Bad Arolsen/Wolfhagen. Die Aufklärungsarbeit der Bad Arolser Bürgerinitiative gegen den Bau der Windkraftanlagen (WKA) in einem wertvollen Waldgebiet habe sich gelohnt, so Peter Kranz, Stadtverordneter der Wolfhager Grünen.

„Die Politiker haben zugesagt, dieses eindeutige Bürgervotum des Bürgerentscheides bei ihrer Entscheidung zu berücksichtigen“, heißt es in einer Pressemiteilung von Kranz. Das Bürgerbegehren war gescheitert, dennoch hatten sich über 3000 Bad Arolser dafür ausgesprochen, die Windkraftpläne aufzugeben.

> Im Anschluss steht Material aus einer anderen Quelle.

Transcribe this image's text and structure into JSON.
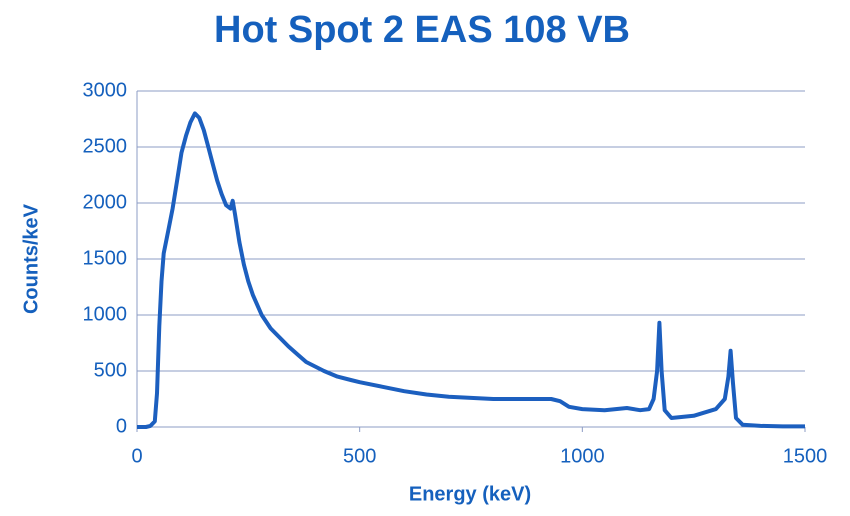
{
  "chart_data": {
    "type": "line",
    "title": "Hot Spot  2 EAS 108 VB",
    "x_label": "Energy (keV)",
    "y_label": "Counts/keV",
    "x": [
      0,
      20,
      30,
      40,
      45,
      50,
      55,
      60,
      70,
      80,
      90,
      100,
      110,
      120,
      130,
      140,
      150,
      160,
      170,
      180,
      190,
      200,
      210,
      215,
      220,
      230,
      240,
      250,
      260,
      280,
      300,
      320,
      340,
      360,
      380,
      400,
      420,
      450,
      480,
      500,
      550,
      600,
      650,
      700,
      750,
      800,
      850,
      900,
      930,
      950,
      970,
      1000,
      1050,
      1100,
      1130,
      1150,
      1160,
      1168,
      1173,
      1178,
      1185,
      1200,
      1250,
      1300,
      1320,
      1328,
      1333,
      1338,
      1345,
      1360,
      1400,
      1450,
      1500
    ],
    "series": [
      {
        "name": "Counts/keV",
        "color": "#1c5fbf",
        "values": [
          0,
          0,
          10,
          50,
          300,
          900,
          1300,
          1550,
          1750,
          1950,
          2200,
          2450,
          2600,
          2720,
          2800,
          2760,
          2650,
          2500,
          2350,
          2200,
          2080,
          1980,
          1950,
          2020,
          1900,
          1650,
          1450,
          1300,
          1180,
          1000,
          880,
          800,
          720,
          650,
          580,
          540,
          500,
          450,
          420,
          400,
          360,
          320,
          290,
          270,
          260,
          250,
          250,
          250,
          250,
          230,
          180,
          160,
          150,
          170,
          150,
          160,
          250,
          500,
          930,
          500,
          150,
          80,
          100,
          160,
          250,
          450,
          680,
          400,
          80,
          20,
          10,
          5,
          5
        ]
      }
    ],
    "xlim": [
      0,
      1500
    ],
    "xticks": [
      0,
      500,
      1000,
      1500
    ],
    "ylim": [
      0,
      3000
    ],
    "yticks": [
      0,
      500,
      1000,
      1500,
      2000,
      2500,
      3000
    ],
    "grid": true
  }
}
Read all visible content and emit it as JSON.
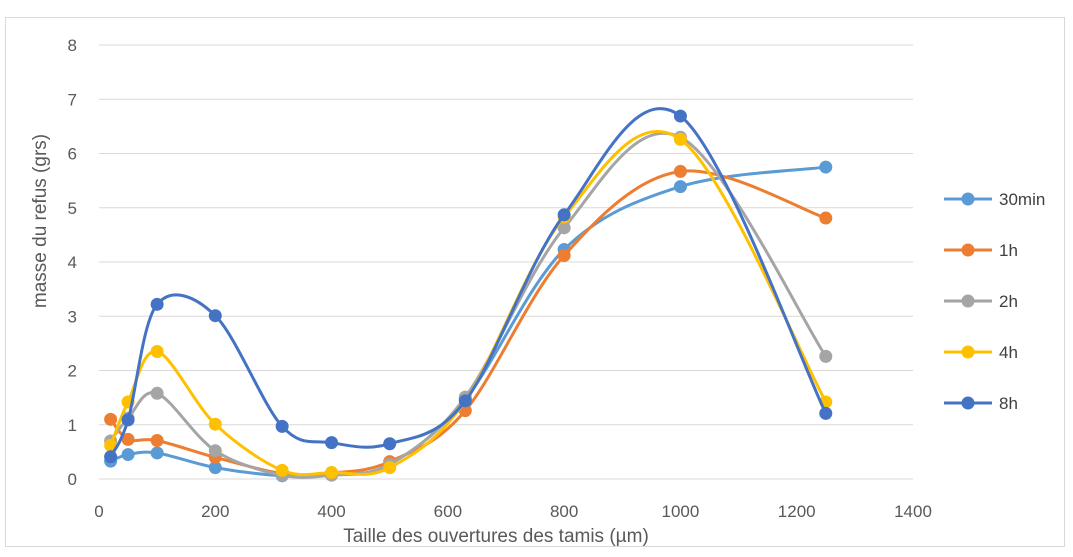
{
  "chart_data": {
    "type": "line",
    "smooth": true,
    "xlabel": "Taille des ouvertures des tamis (µm)",
    "ylabel": "masse du refus (grs)",
    "xlim": [
      0,
      1400
    ],
    "ylim": [
      0,
      8
    ],
    "xticks": [
      0,
      200,
      400,
      600,
      800,
      1000,
      1200,
      1400
    ],
    "yticks": [
      0,
      1,
      2,
      3,
      4,
      5,
      6,
      7,
      8
    ],
    "grid": "horizontal",
    "legend_position": "right",
    "x": [
      20,
      50,
      100,
      200,
      315,
      400,
      500,
      630,
      800,
      1000,
      1250
    ],
    "series": [
      {
        "name": "30min",
        "color": "#5b9bd5",
        "values": [
          0.33,
          0.45,
          0.48,
          0.21,
          0.06,
          0.08,
          0.27,
          1.47,
          4.23,
          5.39,
          5.75
        ]
      },
      {
        "name": "1h",
        "color": "#ed7d31",
        "values": [
          1.1,
          0.73,
          0.71,
          0.4,
          0.1,
          0.11,
          0.32,
          1.26,
          4.12,
          5.67,
          4.81
        ]
      },
      {
        "name": "2h",
        "color": "#a5a5a5",
        "values": [
          0.7,
          1.12,
          1.58,
          0.52,
          0.07,
          0.07,
          0.27,
          1.51,
          4.63,
          6.3,
          2.26
        ]
      },
      {
        "name": "4h",
        "color": "#ffc000",
        "values": [
          0.62,
          1.42,
          2.35,
          1.01,
          0.16,
          0.12,
          0.21,
          1.44,
          4.83,
          6.26,
          1.42
        ]
      },
      {
        "name": "8h",
        "color": "#4472c4",
        "values": [
          0.41,
          1.09,
          3.22,
          3.01,
          0.97,
          0.67,
          0.65,
          1.44,
          4.87,
          6.69,
          1.21
        ]
      }
    ]
  }
}
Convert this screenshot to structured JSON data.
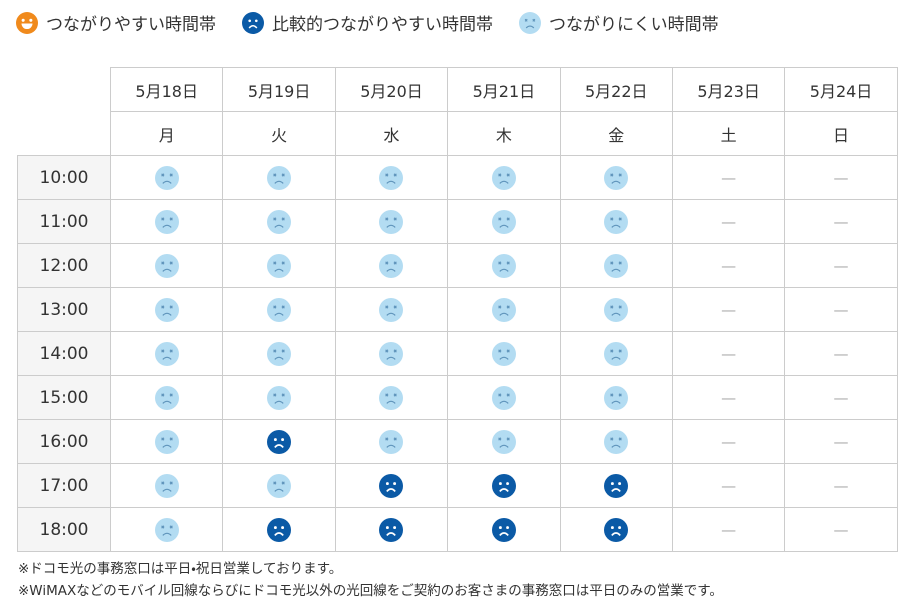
{
  "legend": [
    "つながりやすい時間帯",
    "比較的つながりやすい時間帯",
    "つながりにくい時間帯"
  ],
  "table": {
    "dates": [
      "5月18日",
      "5月19日",
      "5月20日",
      "5月21日",
      "5月22日",
      "5月23日",
      "5月24日"
    ],
    "weekdays": [
      "月",
      "火",
      "水",
      "木",
      "金",
      "土",
      "日"
    ],
    "rows": [
      {
        "time": "10:00",
        "cells": [
          2,
          2,
          2,
          2,
          2,
          "—",
          "—"
        ]
      },
      {
        "time": "11:00",
        "cells": [
          2,
          2,
          2,
          2,
          2,
          "—",
          "—"
        ]
      },
      {
        "time": "12:00",
        "cells": [
          2,
          2,
          2,
          2,
          2,
          "—",
          "—"
        ]
      },
      {
        "time": "13:00",
        "cells": [
          2,
          2,
          2,
          2,
          2,
          "—",
          "—"
        ]
      },
      {
        "time": "14:00",
        "cells": [
          2,
          2,
          2,
          2,
          2,
          "—",
          "—"
        ]
      },
      {
        "time": "15:00",
        "cells": [
          2,
          2,
          2,
          2,
          2,
          "—",
          "—"
        ]
      },
      {
        "time": "16:00",
        "cells": [
          2,
          1,
          2,
          2,
          2,
          "—",
          "—"
        ]
      },
      {
        "time": "17:00",
        "cells": [
          2,
          2,
          1,
          1,
          1,
          "—",
          "—"
        ]
      },
      {
        "time": "18:00",
        "cells": [
          2,
          1,
          1,
          1,
          1,
          "—",
          "—"
        ]
      }
    ]
  },
  "notes": [
    "※ドコモ光の事務窓口は平日・祝日営業しております。",
    "※WiMAXなどのモバイル回線ならびにドコモ光以外の光回線をご契約のお客さまの事務窓口は平日のみの営業です。"
  ]
}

Mit diesem Ergebnis werde das hartnäckiges Nein von Kranz zum Wolfhager Projekt Rödeser Berg zwischen Nothfelden und Niederelsungen bestätigt, so der Bündnisgrüne. Auch in Wolfhagen hätten sich bereits vor zwei Jahren innerhalb weniger Tage über 2000 Menschen per Unterschrift gegen den Bau ausgesprochen.

„Fünf Windkraftanlagen nur des Profits wegen im Naturpark Habichtswald auf dem Rödeser Berg zu bauen, verstößt unter anderem gegen das Baugesetzbuch und die Vorgaben des Regionalplans“, so Kranz. Die Modernisierung der elf Windkraftanlagen in Istha/Bründersen bringe Wolfhagen „schneller und effektiver zum Ziel, den Strom selber zu erzeugen“.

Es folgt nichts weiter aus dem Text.